Baca: Jalin Kebersamaan dan Persaudaraan, Pupuk Kaltim Gelar Safari Ramadhan
Meski sempat mendapatkan penolakan, Awang meyakini pembangunan hotel 10 lantai tersebut tak menyalahi aturan yang berlaku.
"Apa yang ditakutkan dari hotel syariah di dekat Islamic Center. Dengarkan baik-baik itu yang mau demo, ini yang ke-16 di Indonesia," ujarnya.
Awang pun mengaku dirinya telah mengundang sekelompok warga yang menolak rencana ini ke Lamin Etam kantor Gubernuran untuk berdialog. Namun, ajakan Awang tersebut tak pernah dihadiri. Awang pun tak sungkan menyebut ada aktor intelektual di balik aksi penolakan pembangunan hotel berbasis syariah di komplek Islamic Center.
"Sudah kita undang berkali-kali untuk ikut rapat, tapi tidak hadir.

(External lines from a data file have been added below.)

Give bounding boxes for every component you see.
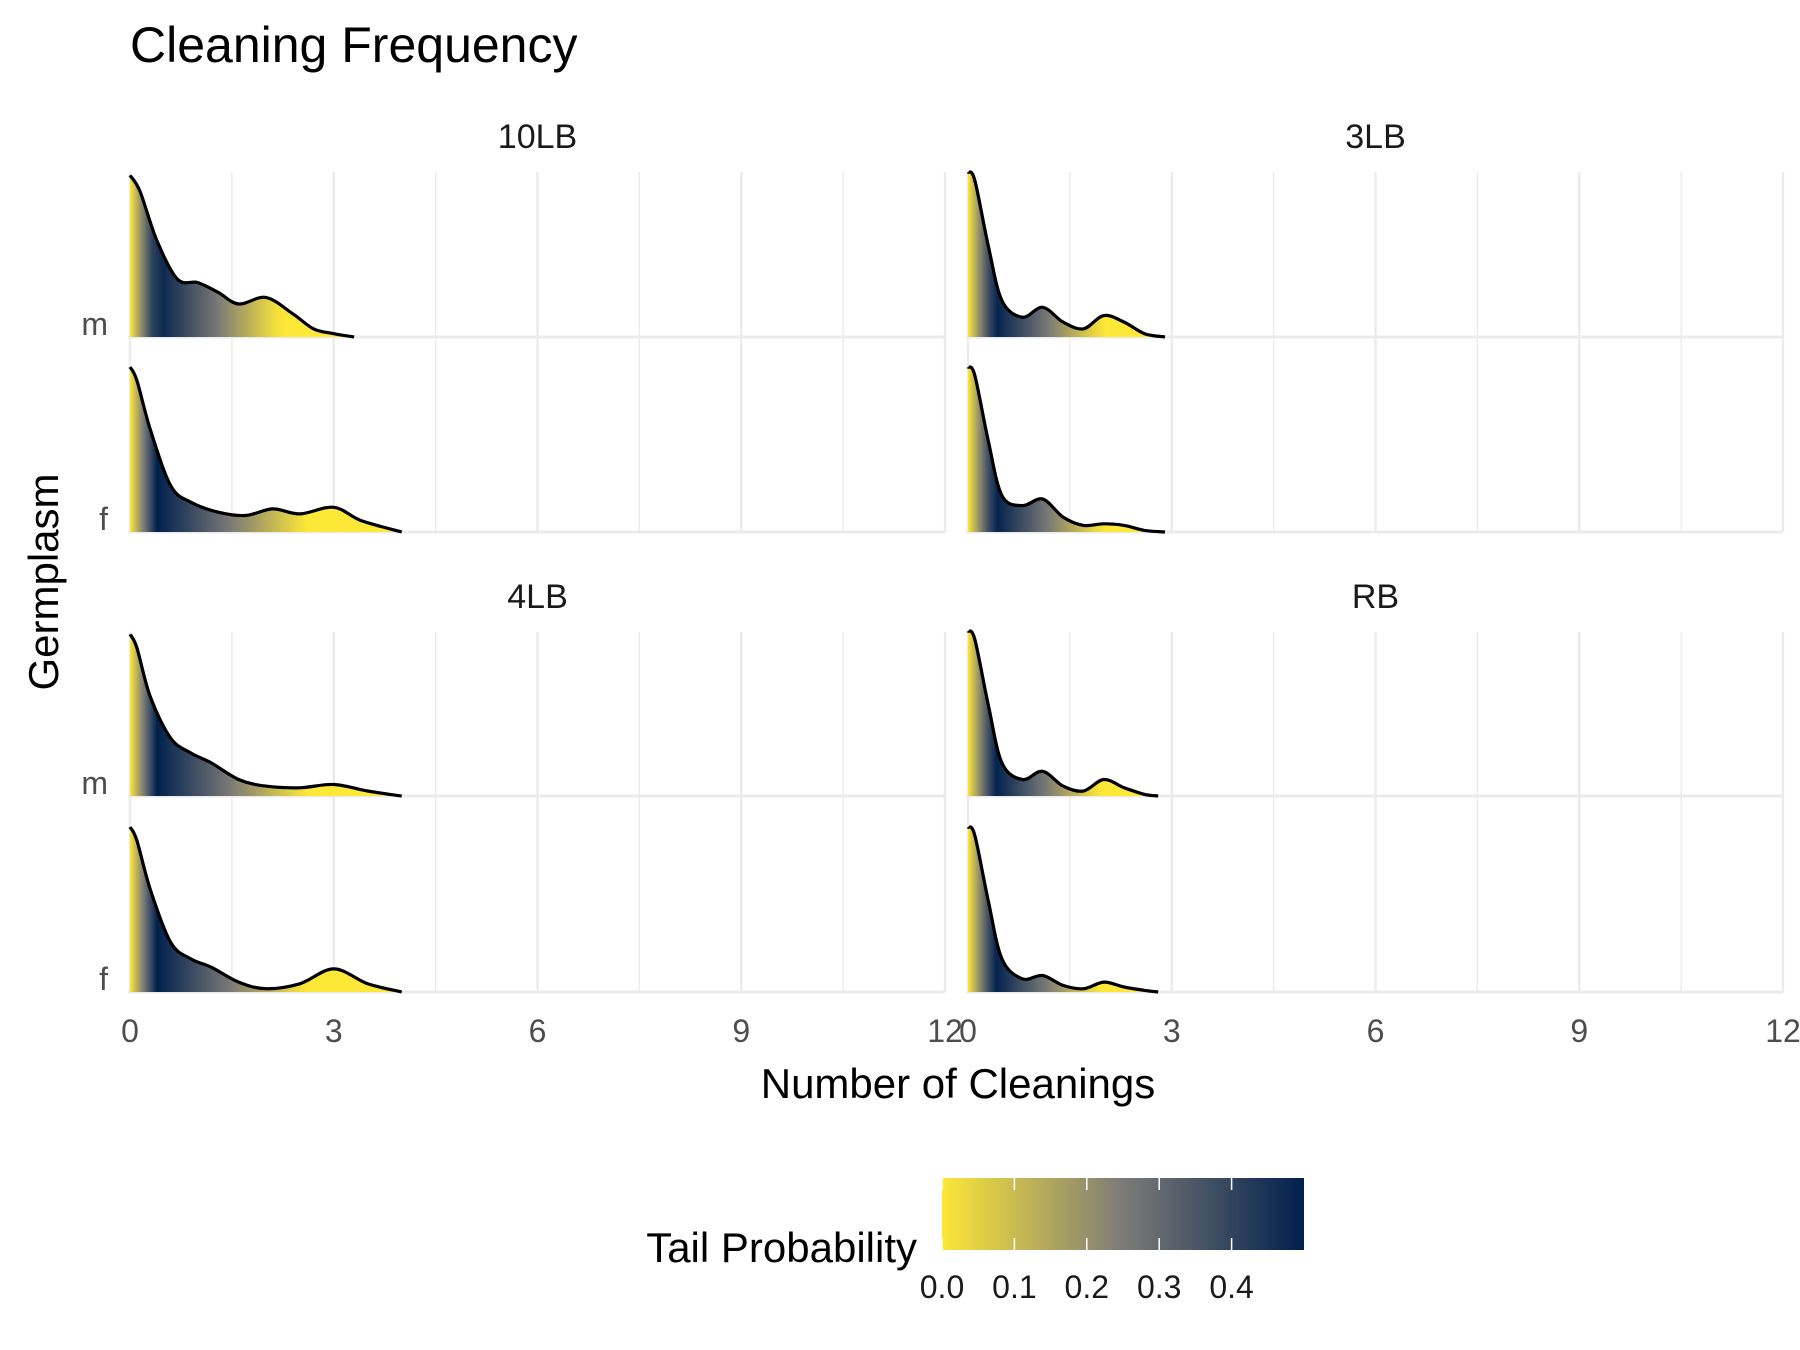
panel-10LB: 10LB m f bbox=[81, 118, 947, 537]
ridge-area-m bbox=[968, 171, 1165, 337]
ridge-line-f bbox=[966, 825, 1159, 994]
panel-strip-label: RB bbox=[1352, 578, 1399, 616]
x-tick-label: 0 bbox=[959, 1013, 977, 1049]
x-tick-label: 9 bbox=[1570, 1013, 1588, 1049]
x-tick-label: 0 bbox=[121, 1013, 139, 1049]
legend: Tail Probability 0.0 0.1 0.2 0.3 0.4 bbox=[646, 1178, 1304, 1305]
ridge-line-m bbox=[966, 629, 1159, 798]
ridge-area-f bbox=[130, 827, 402, 992]
y-axis-title: Germplasm bbox=[20, 473, 67, 690]
legend-colorbar bbox=[942, 1178, 1304, 1250]
x-axis-title: Number of Cleanings bbox=[761, 1060, 1156, 1107]
x-tick-label: 9 bbox=[732, 1013, 750, 1049]
legend-title: Tail Probability bbox=[646, 1224, 917, 1271]
panel-4LB: 4LB m f0 3 6 9 12 bbox=[81, 578, 962, 1049]
panel-strip-label: 10LB bbox=[498, 118, 577, 156]
ridge-line-m bbox=[128, 174, 355, 339]
ridge-line-f bbox=[128, 826, 403, 994]
ridge-line-f bbox=[128, 366, 403, 534]
ridge-area-f bbox=[968, 366, 1165, 532]
legend-tick-label: 0.4 bbox=[1209, 1269, 1253, 1305]
x-tick-label: 12 bbox=[927, 1013, 963, 1049]
x-tick-label: 6 bbox=[1367, 1013, 1385, 1049]
x-tick-label: 3 bbox=[1163, 1013, 1181, 1049]
ridge-line-m bbox=[128, 633, 402, 798]
x-tick-label: 12 bbox=[1765, 1013, 1800, 1049]
panel-strip-label: 3LB bbox=[1345, 118, 1406, 156]
x-tick-label: 6 bbox=[529, 1013, 547, 1049]
panel-strip-label: 4LB bbox=[507, 578, 568, 616]
legend-tick-label: 0.0 bbox=[920, 1269, 964, 1305]
ridge-line-m bbox=[966, 170, 1166, 339]
x-tick-label: 3 bbox=[325, 1013, 343, 1049]
ridge-area-m bbox=[130, 634, 402, 796]
ridge-area-f bbox=[968, 826, 1159, 992]
ridge-area-m bbox=[968, 630, 1159, 796]
y-tick-label: m bbox=[81, 765, 108, 801]
ridge-line-f bbox=[966, 365, 1166, 534]
legend-tick-label: 0.1 bbox=[992, 1269, 1036, 1305]
y-tick-label: f bbox=[99, 961, 108, 997]
panel-3LB: 3LB bbox=[966, 118, 1785, 534]
y-tick-label: m bbox=[81, 306, 108, 342]
legend-tick-label: 0.3 bbox=[1137, 1269, 1181, 1305]
legend-tick-label: 0.2 bbox=[1065, 1269, 1109, 1305]
panel-RB: RB 0 3 6 9 12 bbox=[959, 578, 1800, 1049]
y-tick-label: f bbox=[99, 501, 108, 537]
ridge-area-m bbox=[130, 175, 355, 337]
chart-title: Cleaning Frequency bbox=[130, 17, 578, 73]
ridge-area-f bbox=[130, 367, 402, 532]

Itu ada aktor intelektualnya, yang tidak suka dengan pembangunan," tukasnya.
Sementara itu, Pjs Walikota Samarinda Zairin Zain yang hadir dalam acara tersebut menjelaskan, hadirnya hotel berbasis syariah di Kota Tepian akan mengembangkan bisnis syariah yang tengah trend dewasa ini. Termasuk sebagai upaya meningkatkan pendapatan asli daerah (PAD)
"Kami minta pengelola untuk membuka kesempatan bagi tenaga kerja lokal untuk masuk. Yang pasti juga harus menjalankan operasional sesuai sebutan hotel Syariah," tegasnya.
Vice Presdent Marketing Prime Plaza Hotel And Resort Yusak Anshori memastikan, pihaknya akan sebanyak-banyaknya memberdayakan tenaga kerja lokal untuk bekerja di Hotel Primebiz ini. Rencananya, hingga 60 persen dari keseluruhan.

"Karena kan akan lebih efisien juga bagi kami, daripada harus mendatangkan tenaga kerja dari luar," ungkapnya.
Disaat bersamaan acara berlangsung, di luar lokasi sejumlah massa yang berasal dari Forum Solidaritas Peduli Islamic Center melakukan orasi, unjuk rasa menolak pembangunan hotel yang dinilai melanggar syariat.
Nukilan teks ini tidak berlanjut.